How to Write a Resume for a Job:
Getting a job in Dubai is a challenging, multi-stage process. At some point, regardless of how well on the network and schmooze your way into people’s consciousness, someone in HR is going to want to look over your resume.
How to Write a Resume for a Job Your response? You should be able to hand your resume over confidently, smilingly, knowing that it’s been perfectly tailored to blast the HR personnel right between the eyes with a tightly focussed beam of excellence.
You want your potential employer to stop reading halfway through, put the resume down, and say ‘this is our employee. Get them on board, immediately!’.
Why You Should Tailor Your Resume
Put yourself in the shoes of an employer. Remember that if they’ve advertised the position, they will have had dozens, if not hundreds, of applicants. They’re desperately hunting for reasons to throw out the resumes and whittle the applicants down to a handful which they can interview.
If you’re done your homework – and, after reading through the rest of the site, I know you will have – you’re probably not reaching out to employers that you haven’t spoken to first.
Remember that any positive contact with an employer means you’ve started to build a relationship with them. Having your name even in the back of someone’s mind means that they’re far more likely to recognize, feel warmly towards you, etc.
All of these slight advantages may not seem like much, but remember that employers need to whittle the list down somehow.
For the same reason, you should be careful with the cosmetic appearance of your resume. The slightest things can frustrate the HR staff. Unnecessary use of color. Low-quality printing. Outlandish fonts. Garish displays designed to reflect personality.

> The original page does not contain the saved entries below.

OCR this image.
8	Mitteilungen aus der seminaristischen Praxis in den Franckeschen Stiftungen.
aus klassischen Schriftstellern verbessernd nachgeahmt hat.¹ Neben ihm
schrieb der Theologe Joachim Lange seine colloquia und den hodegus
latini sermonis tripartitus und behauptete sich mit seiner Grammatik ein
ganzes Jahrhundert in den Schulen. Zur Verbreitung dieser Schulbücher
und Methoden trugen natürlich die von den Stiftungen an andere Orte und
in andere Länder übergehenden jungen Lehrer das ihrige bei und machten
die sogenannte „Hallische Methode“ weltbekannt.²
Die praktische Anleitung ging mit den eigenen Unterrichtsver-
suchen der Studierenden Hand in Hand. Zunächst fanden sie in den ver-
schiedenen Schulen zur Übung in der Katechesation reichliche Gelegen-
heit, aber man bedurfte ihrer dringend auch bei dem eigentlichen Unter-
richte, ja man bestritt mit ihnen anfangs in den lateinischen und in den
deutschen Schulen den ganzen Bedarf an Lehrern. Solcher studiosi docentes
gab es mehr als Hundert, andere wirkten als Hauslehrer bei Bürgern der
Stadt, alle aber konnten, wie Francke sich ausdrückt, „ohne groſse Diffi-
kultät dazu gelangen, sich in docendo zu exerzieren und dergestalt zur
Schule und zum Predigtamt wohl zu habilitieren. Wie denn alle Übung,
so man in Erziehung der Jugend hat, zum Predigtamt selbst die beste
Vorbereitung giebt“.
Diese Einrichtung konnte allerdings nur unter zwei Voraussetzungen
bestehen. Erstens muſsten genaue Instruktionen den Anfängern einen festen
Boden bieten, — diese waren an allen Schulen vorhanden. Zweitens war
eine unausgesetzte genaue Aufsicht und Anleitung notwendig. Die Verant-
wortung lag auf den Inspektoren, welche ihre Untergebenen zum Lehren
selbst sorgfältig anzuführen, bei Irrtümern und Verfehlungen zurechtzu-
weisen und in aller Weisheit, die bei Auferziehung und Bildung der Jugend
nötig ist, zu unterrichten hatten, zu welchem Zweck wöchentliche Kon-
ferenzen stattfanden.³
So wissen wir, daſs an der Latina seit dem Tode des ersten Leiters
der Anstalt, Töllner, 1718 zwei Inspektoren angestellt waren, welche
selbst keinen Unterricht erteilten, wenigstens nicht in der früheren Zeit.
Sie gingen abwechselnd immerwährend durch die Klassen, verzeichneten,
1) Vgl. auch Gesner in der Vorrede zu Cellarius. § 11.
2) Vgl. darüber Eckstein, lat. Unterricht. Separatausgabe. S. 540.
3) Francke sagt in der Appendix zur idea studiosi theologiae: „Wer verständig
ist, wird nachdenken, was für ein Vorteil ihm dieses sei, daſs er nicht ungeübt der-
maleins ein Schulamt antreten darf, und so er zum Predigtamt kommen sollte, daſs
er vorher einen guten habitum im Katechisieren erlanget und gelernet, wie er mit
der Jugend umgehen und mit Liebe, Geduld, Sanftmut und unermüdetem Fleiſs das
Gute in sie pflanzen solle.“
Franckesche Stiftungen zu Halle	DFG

Many websites will suggest that these things are OK in certain circumstances. We can tell you, with years of experience in the Dubai HR environment, that these are not those circumstances. You want to appear professional, leaning towards conservative, justifiably proud of your achievements, but not boastful. Anything else will get your resume consigned to the recycling bin faster than you can blink.
Tailor Your Resume
Successfully writing your resume for a specific job means getting inside the head of the employer. Consider what they want. Use your common sense. Consider contacting them and asking to describe the job in more detail.
Listen to what’s being said and what’s not being said. Often by asking open questions, you can get the employers to reveal more about what they’re after. For example, if the last person left because they ‘weren’t a good fit’, then you can infer the company has a strong ethos and probably some principles that they want following very strongly.
Correspondingly, you could tailor your resume to highlight less innovation and more teamwork, excelling within the constraints of established systems, and so on.
How to Tailor Your Resume to any Job Posting
Consider both positive and negative influences on the employer. All employers are after the same basics from their employees – a hard work ethic, capacity to follow orders intelligently, willingness to get along with others. Lower-level positions require more attention to detail and adherence to rules, upper-level positions require more leadership and there’s more scope for innovation.
Constantly strive for brevity and clarity in your resume. Don’t use big words to make what you did sound impressive. Especially with staff in Dubai, to whom English is often a second language, keep your writing simple and clear.
Look through each aspect of your resume. Your mission statement. The jobs you have worked, and in particular, the achievements in all of them. Your relevant education. Any awards or industry acknowledgments. References. You can see how each of those can be tailored to suit an employer?
Your mission statement can be changed to show how much you, basically, want to work in job X. Previous employers and roles can have relevant skills and achievements highlighted.
Your relevant education should take priority over irrelevant subjects and courses. Your references can be people who have worked for the company before, or in the same industry.